How AI can future-proof your business

Written by Maarten Stol | Jun 30, 2020 2:17:40 PM

 

Human expertise and its challenges

Future-proofing your business is all about intelligent automation. The focus should be on the role of human expertise in your organization, and how to leverage it using innovative technology based on Artificial Intelligence (AI). There are many challenges surrounding expertise of all levels of experience and education. It’s important to understand the crucial role AI can play in your line of business for each such level. We’ll start off with some observations about expertise in general.

Expertise, of any kind, is your capital. Be it university schooled specialists or highly skilled workers with many years of experience on the job that know how to get a job done, this is all expertise that drives continued success in your business. After all, compared to software and robots, human beings are still the most intelligent agents available to execute tasks in a dynamic environment. This particular form of human expertise often constitutes the most important value in your organization.

As a consequence, human expertise is expensive. You can not afford an army of redundant experts in your field. You invest in your experts and want to see a return on that investment. Again, the difference between education and practical skill is irrelevant here. In terms of information processing, any skilled practical worker is an immensely advanced agent that combines experience, judgment and planning all in one to get the job done.

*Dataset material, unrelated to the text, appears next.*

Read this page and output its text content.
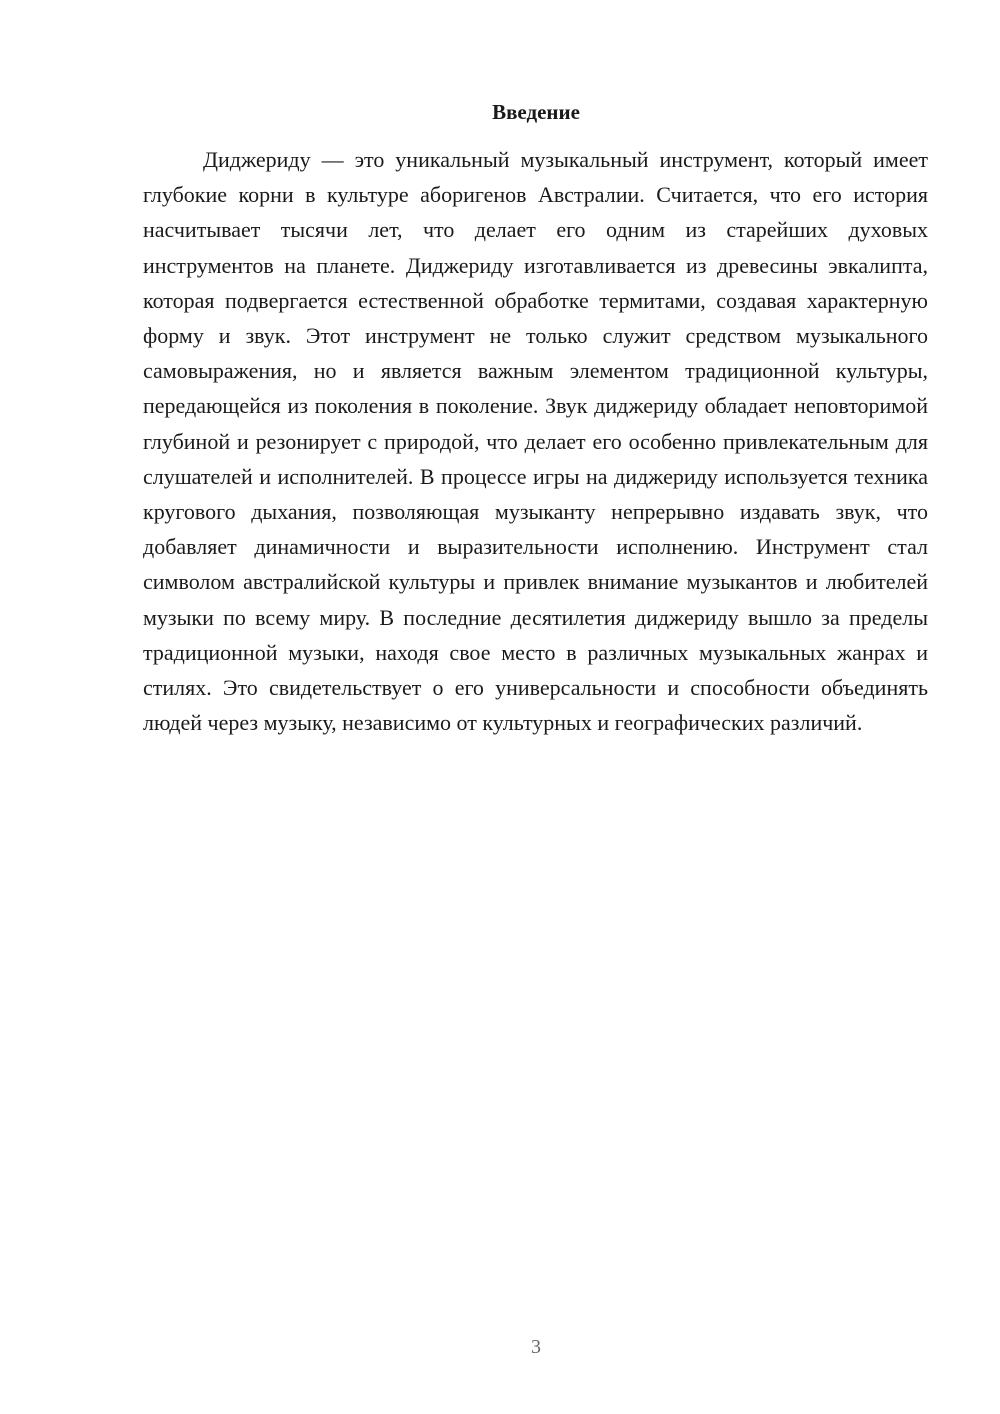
Введение

Диджериду — это уникальный музыкальный инструмент, который имеет глубокие корни в культуре аборигенов Австралии. Считается, что его история насчитывает тысячи лет, что делает его одним из старейших духовых инструментов на планете. Диджериду изготавливается из древесины эвкалипта, которая подвергается естественной обработке термитами, создавая характерную форму и звук. Этот инструмент не только служит средством музыкального самовыражения, но и является важным элементом традиционной культуры, передающейся из поколения в поколение. Звук диджериду обладает неповторимой глубиной и резонирует с природой, что делает его особенно привлекательным для слушателей и исполнителей. В процессе игры на диджериду используется техника кругового дыхания, позволяющая музыканту непрерывно издавать звук, что добавляет динамичности и выразительности исполнению. Инструмент стал символом австралийской культуры и привлек внимание музыкантов и любителей музыки по всему миру. В последние десятилетия диджериду вышло за пределы традиционной музыки, находя свое место в различных музыкальных жанрах и стилях. Это свидетельствует о его универсальности и способности объединять людей через музыку, независимо от культурных и географических различий.

3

Expert knowledge is locked inside your human experts. Because of this you run into a range of challenges. Here are a few examples. Experts can leave your team, and for the most part, take their expertise with them. You have invested in their expertise. The choice to stay or go is up to them, but some expertise you can hardly afford to lose. Another fact is that, at some point, your experts will retire. A whole generation of experts that are about to retire will deprive society (and therefore your business) of much vital expertise. Are you ready for the inevitable?

Expertise does not easily scale. There are only 168 hours in a week, and most of those your experts will not spend on the job. On top of that, much expert time is lost on work that involves much repetitive performance. The balance between necessary repetition and challenging cases is often heavily skewed towards repetition. Among all this repetition, you need your experts to be constantly alert, and step up when they judge it necessary to intervene. This costs your experts even more time and makes their job less appealing. Ultimately, you can not make copies of your experts and run them in parallel, so the number of expert people on your team forms a ceiling beyond which you can not easily scale your business.

As a final example of expertise being locked, consider what happens when you want to outsource. Now, the knowledge and experience of your employees are not easily transferable from your team to the third party. And even if you do outsource, how will you monitor and maintain the quality of work that you are accustomed to?

These are some of the most important issues surrounding the management of human expertise in a modern organization. So, what can you do about this, and how can AI technology help?

Intelligent automation

Intelligent automation should address most if not all of these questions. The central theme here is about the transfer of human expertise into some automated form. However, the goal is not to completely replace human experts. The real goal is to support the work of human personnel, and allow them to focus where their expertise is best utilized.

At BrainCreators we have developed a fitting solution in the form of our core product: BrainMatter. Currently, BrainMatter is being used for visual asset inspection and asset management. The categories of physical assets can include anything from an air conditioning cooling tower, to a stretch of road, to a sheet of steel as it comes off a production line, to a crowd of people lining up at an airport. Anything that requires some form of control or management and gives off visual information is fair game. The core process of BrainMatter as it applies to visual asset management is summed up in the mantra: perceive, decide, respond. Let’s go over each of these steps in turn.

The perceive step is about rapid recognition of the asset in its surroundings. If you want to know how many fire extinguishers are still in place in your factory, then collect visual data regularly and BrainMatter will be able to spot your fire extinguishers and notice when one has gone missing.

The decide step is about an instant reality check against some norm or plan. You could compare your new visual data with that of last month. Or you could compare against something more structured, like BIM data. Either way, the actual situation as it is perceived is held against a description of the situation as it should be.

Finally, the respond step is about taking immediate action. This can be as simple as sending an email notification to the relevant person. It can be more involved, like opening a ticket on a ticketing system. Or it can be even more radical, like having a robot intervene immediately in the situation. This is the step where BrainMatter seamlessly integrates with your organization and its IT infrastructure.

Looking back, where does your human expertise come into the picture? At the point where you will teach BrainMatter how to perceive and decide. Teaching BrainMatter can typically be done by providing the relevant information in the form of example images. Or it can be done by a combination of labeling and high level rules that capture the knowledge relevant for the situation.

When BrainMatter is given the examples it needs to learn from, the respond step can be relatively simple. When the system has learned to perceive and decide, the response part can be a straightforward set of business rules that interact with the rest of your organization.

As more and more human knowledge enters the system, many of the issues surrounding human expertise we discussed will be relieved. Your team can leave repetitive checks on physical assets to the system. The experience needed to do so is now fully automated. Your human experts can focus on responding to changes in their working environment and controlling the functioning of BrainMatter itself. As a result they can concentrate on the subset of tasks that do require their full attention and perform better because of it.